This is not out in some rural town. This is in Portland, OR about 2 miles from downtown. Personal vehicles this large are simply incompatible with urban living and pressure their owners to continually break traffic law. Technically that Miata is parked as close to the stop sign as it can legally be, but as the Denali doesn’t fit in many places around here it’s owner is compelled to park across both the stop sign and the crosswalk.
I want a japanese kei car. They make the mazda look like it’s a monster truck. Something like the Daihatsu Copen.
At this point the only way you’re ever getting me into a truck is one of those cute little fuckers
My problem is I LOVE cars. I didn’t realize this was c/fuckcars when I posted. Woops. Legitimately, I understand the consternation at huuuuuge SUVs and trucks like this. I drive to work (and I love it) - but the truck/suv to car ratio on the road is like 10:1. In the middle of the city… it’s fucking stupid - and I look inside the vehicles. Always driven by a single person with no cargo. Ideally, I want a 1-person, 1-seater car. I want the stability of 4 wheels, the cage for protection/air conditioning, etc and nothing beyond that.
Nah, you’re fine. Don’t tell anybody, but…
spoiler
…I’m secretly a “car guy” myself. There are dozens of us!
In all seriousness, there’s absolutely no dichotomy between being a car enthusiast and hating how cities are designed to force normies to overuse cars. You are very much welcome here and in the right place.
Honestly, you are still in the right community.
Making sure that there are plenty of public transit options, and making it so that a car is not the only possible form of transportation helps get people who don’t want to be a part of traffic out of traffic.
People who love to drive should really be the ones most loudly pushing for the end of car-dependency.

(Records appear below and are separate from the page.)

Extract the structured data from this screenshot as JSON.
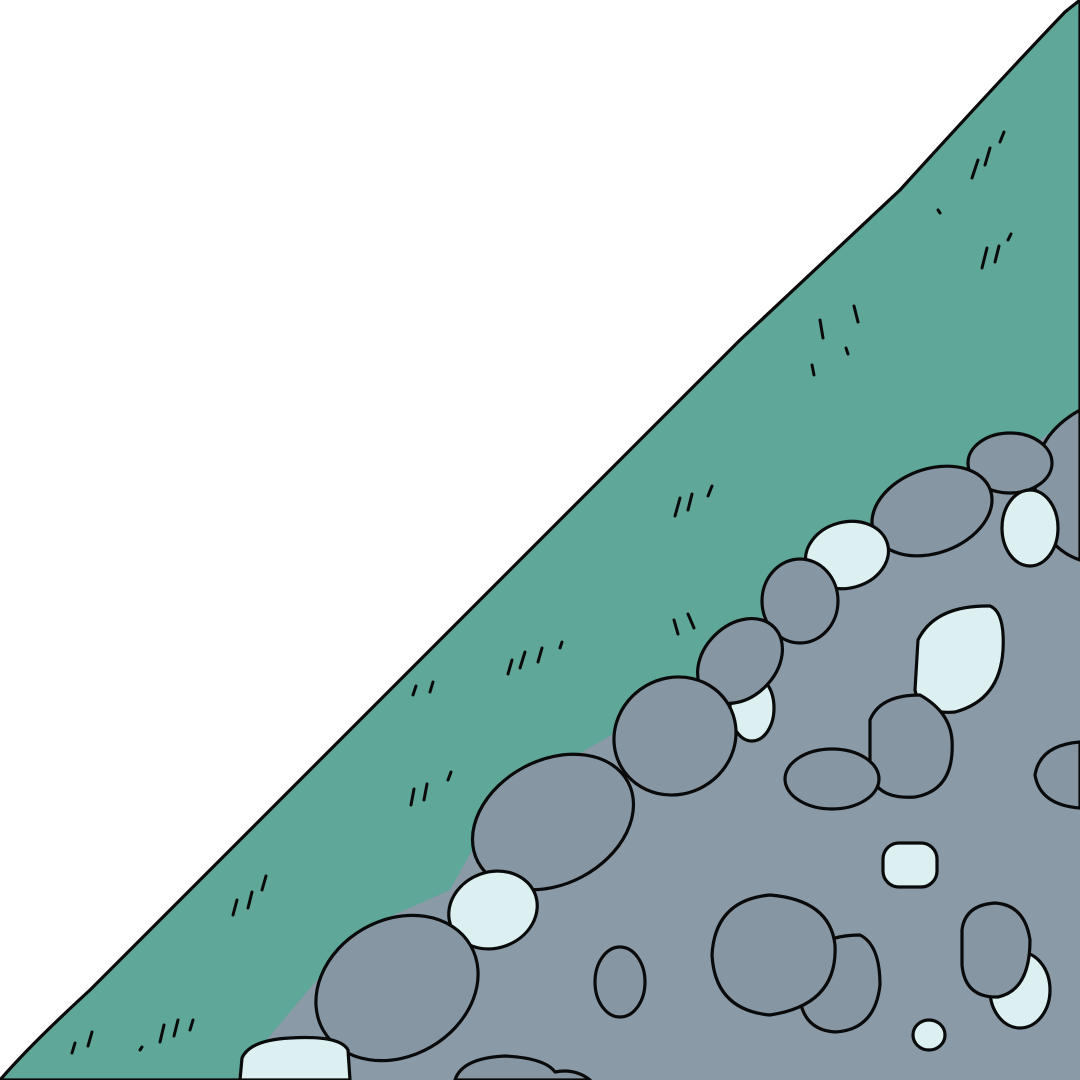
{
  "scene": {
    "description_visible_text": "",
    "colors": {
      "sky": "#ffffff",
      "grass": "#5fa799",
      "ground": "#8a9aa6",
      "stone_dark": "#8796a3",
      "stone_light": "#dcf0f2",
      "outline": "#0a0a0a"
    },
    "elements": [
      "grass-slope",
      "stone-ground",
      "boulder-border",
      "scattered-pebbles",
      "grass-tufts"
    ]
  }
}
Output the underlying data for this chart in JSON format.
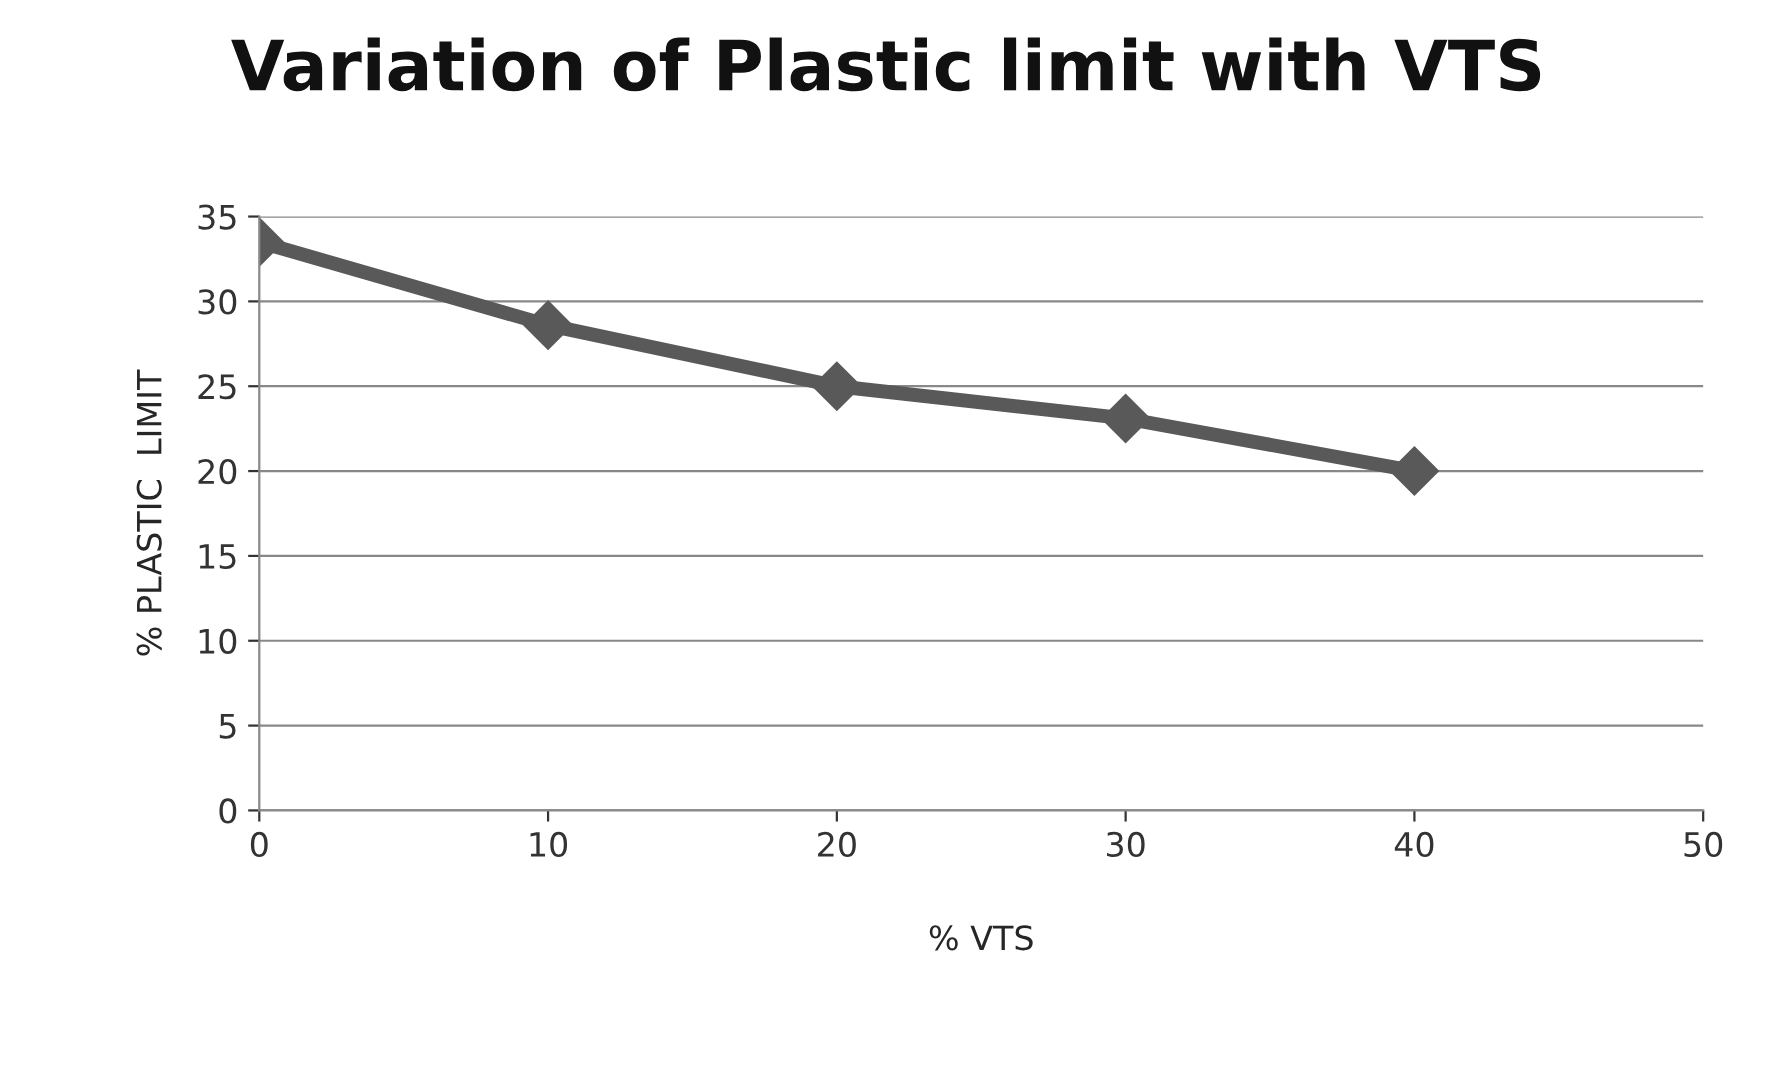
{
  "chart_data": {
    "type": "line",
    "title": "Variation of Plastic limit with VTS",
    "xlabel": "% VTS",
    "ylabel": "% PLASTIC  LIMIT",
    "x": [
      0,
      10,
      20,
      30,
      40
    ],
    "series": [
      {
        "color": "#595959",
        "values": [
          33.5,
          28.6,
          25.0,
          23.1,
          20.0
        ]
      }
    ],
    "xlim": [
      0,
      50
    ],
    "xticks": [
      0,
      10,
      20,
      30,
      40,
      50
    ],
    "ylim": [
      0,
      35
    ],
    "yticks": [
      0,
      5,
      10,
      15,
      20,
      25,
      30,
      35
    ],
    "grid": "y",
    "marker": "diamond",
    "line_style": "solid",
    "legend": false
  }
}
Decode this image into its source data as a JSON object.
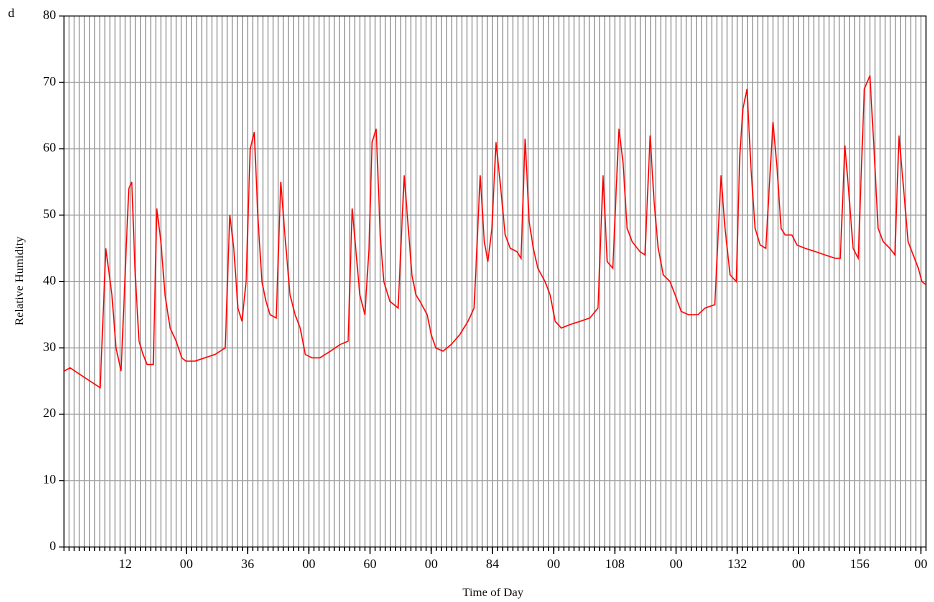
{
  "chart_data": {
    "type": "line",
    "annotation": "d",
    "xlabel": "Time of Day",
    "ylabel": "Relative Humidity",
    "color": "#ff0000",
    "grid": true,
    "xminor_step": 1,
    "xlim": [
      0,
      169
    ],
    "ylim": [
      0,
      80
    ],
    "yticks": [
      0,
      10,
      20,
      30,
      40,
      50,
      60,
      70,
      80
    ],
    "xticks": [
      12,
      {
        "value": 24,
        "label": "00"
      },
      36,
      {
        "value": 48,
        "label": "00"
      },
      60,
      {
        "value": 72,
        "label": "00"
      },
      84,
      {
        "value": 96,
        "label": "00"
      },
      108,
      {
        "value": 120,
        "label": "00"
      },
      132,
      {
        "value": 144,
        "label": "00"
      },
      156,
      {
        "value": 168,
        "label": "00"
      }
    ],
    "x": [
      0,
      1.2,
      3.1,
      6.1,
      7.1,
      8.2,
      9.4,
      10.2,
      11.2,
      12.2,
      12.7,
      13.3,
      13.9,
      14.7,
      15.5,
      16.3,
      17.5,
      18.2,
      19.0,
      19.8,
      20.8,
      22.0,
      23.1,
      23.9,
      25.7,
      27.6,
      29.6,
      31.6,
      32.5,
      33.3,
      34.1,
      34.9,
      35.7,
      36.5,
      37.3,
      38.0,
      38.8,
      39.6,
      40.4,
      41.6,
      42.5,
      43.3,
      44.3,
      45.3,
      46.3,
      47.3,
      48.6,
      50.2,
      52.2,
      54.1,
      55.7,
      56.5,
      57.3,
      58.0,
      59.0,
      59.8,
      60.4,
      61.2,
      62.0,
      62.7,
      63.9,
      65.5,
      66.7,
      67.3,
      68.2,
      69.0,
      69.8,
      71.2,
      72.0,
      72.9,
      74.3,
      75.9,
      77.6,
      79.2,
      80.4,
      81.6,
      82.4,
      83.1,
      83.9,
      84.7,
      85.5,
      86.5,
      87.5,
      88.8,
      89.6,
      90.4,
      91.2,
      92.0,
      92.9,
      94.3,
      95.3,
      96.3,
      97.5,
      99.2,
      101.2,
      103.1,
      104.7,
      105.7,
      106.5,
      107.6,
      108.8,
      109.6,
      110.4,
      111.4,
      112.9,
      113.9,
      114.9,
      115.7,
      116.5,
      117.5,
      118.8,
      119.8,
      121.0,
      122.4,
      124.3,
      125.7,
      127.6,
      128.8,
      129.6,
      130.6,
      131.8,
      132.5,
      133.1,
      133.9,
      134.7,
      135.5,
      136.5,
      137.6,
      139.0,
      139.8,
      140.6,
      141.4,
      142.7,
      143.7,
      145.3,
      147.3,
      149.2,
      151.2,
      152.2,
      153.1,
      153.9,
      154.7,
      155.7,
      156.9,
      158.0,
      158.8,
      159.6,
      160.6,
      161.9,
      162.9,
      163.7,
      164.5,
      165.5,
      166.5,
      167.5,
      168.2,
      169.0
    ],
    "values": [
      26.5,
      27,
      26,
      24.5,
      24,
      45,
      38,
      30,
      26.5,
      45,
      54,
      55,
      42,
      31,
      29,
      27.5,
      27.5,
      51,
      46,
      38,
      33,
      31,
      28.5,
      28,
      28,
      28.5,
      29,
      30,
      50,
      45,
      36,
      34,
      40,
      60,
      62.5,
      50,
      40,
      37,
      35,
      34.5,
      55,
      47,
      38,
      35,
      33,
      29,
      28.5,
      28.5,
      29.5,
      30.5,
      31,
      51,
      44,
      38,
      35,
      45,
      61,
      63,
      47,
      40,
      37,
      36,
      56,
      50,
      41,
      38,
      37,
      35,
      32,
      30,
      29.5,
      30.5,
      32,
      34,
      36,
      56,
      46,
      43,
      48,
      61,
      55,
      47,
      45,
      44.5,
      43.5,
      61.5,
      49,
      45,
      42,
      40,
      38,
      34,
      33,
      33.5,
      34,
      34.5,
      36,
      56,
      43,
      42,
      63,
      58,
      48,
      46,
      44.5,
      44,
      62,
      52,
      45,
      41,
      40,
      38,
      35.5,
      35,
      35,
      36,
      36.5,
      56,
      48,
      41,
      40,
      59,
      66,
      69,
      57,
      48,
      45.5,
      45,
      64,
      57,
      48,
      47,
      47,
      45.5,
      45,
      44.5,
      44,
      43.5,
      43.5,
      60.5,
      53,
      45,
      43.5,
      69,
      71,
      60,
      48,
      46,
      45,
      44,
      62,
      55,
      46,
      44,
      42,
      40,
      39.5
    ]
  }
}
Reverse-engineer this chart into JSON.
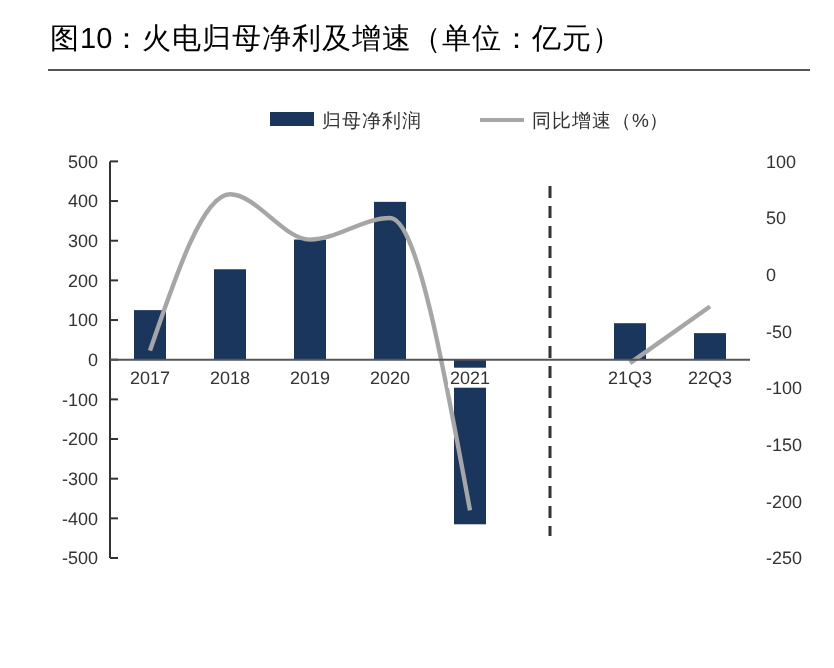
{
  "chart_data": {
    "type": "bar",
    "title": "图10：火电归母净利及增速（单位：亿元）",
    "categories": [
      "2017",
      "2018",
      "2019",
      "2020",
      "2021",
      null,
      "21Q3",
      "22Q3"
    ],
    "series": [
      {
        "name": "归母净利润",
        "color": "#1b365d",
        "values": [
          125,
          228,
          303,
          398,
          -415,
          null,
          92,
          67
        ]
      },
      {
        "name": "同比增速（%）",
        "type": "line",
        "axis": "y2",
        "color": "#a6a6a6",
        "values": [
          -67,
          71,
          31,
          50,
          -208,
          null,
          -78,
          -28
        ]
      }
    ],
    "ylim": [
      -500,
      500
    ],
    "yticks": [
      -500,
      -400,
      -300,
      -200,
      -100,
      0,
      100,
      200,
      300,
      400,
      500
    ],
    "y2lim": [
      -250,
      100
    ],
    "y2ticks": [
      -250,
      -200,
      -150,
      -100,
      -50,
      0,
      50,
      100
    ],
    "ref_lines": [
      {
        "axis": "x",
        "value": null,
        "line_style": "dashed",
        "color": "#333333"
      }
    ],
    "legend": "top",
    "marker": "none"
  }
}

The slogan “fuck cars” is for grabbing attention, I think most of us understand that cars can have their place and many of us, me included, own a car. But cars as the de facto mode of transport and the de facto determining element in infrastructure design is incredibly harmful to society, especially in cities. Kei trucks are a great example of a car adapted for urban use and frustratingly, in the US there is a lot of legislation specifically against their use and they’re essentially luxury vehicles due to the high import fees levied against them (Which is just insane, they’re stripped-down utilitarian vehicles!). A lot of SUV and truck owners in cities would prefer a kei, yet they’re made unobtainable by intentional legislation that incentivizes these huge blimp trucks.
I had a smart car for a while. I wish they had caught on, but they were seriously hampered by price and the goddamn transmission was indescribably bad. 1 person car is great and all but by the time you’ve got cargo space, a second seat is reasonable.
The upcoming slate trucks are looking promising. About the size of a Kei truck, and absurdly customizable.
Hate the low default range though. 150 miles, and I have not yet researched the adoption rate of EV chargers for highway gas stops.
Check out Telo. :)
I considered them too. They got everything nearly right, and then they put the HVAC controls on the touchscreen. If they fix that before mass production, I’ll look again.
If I see Telo, Aptera, or Slate, I upvote.
150 is plenty for a truck that size. It’s a round-town car, not a highway cruiser.
However, if you charge to 80% and keep 20% in reserve, you’ll get 90 miles out of that 150mile battery. You’d be stopping about every hour and a half to charge for 15 minutes or so if you were doing a long trip.
80% of 150 is 120 which is much more reasonable for an around the town car
Yes. Don’t forget about a 20% reserve. Deep discharge is bad for the battery too.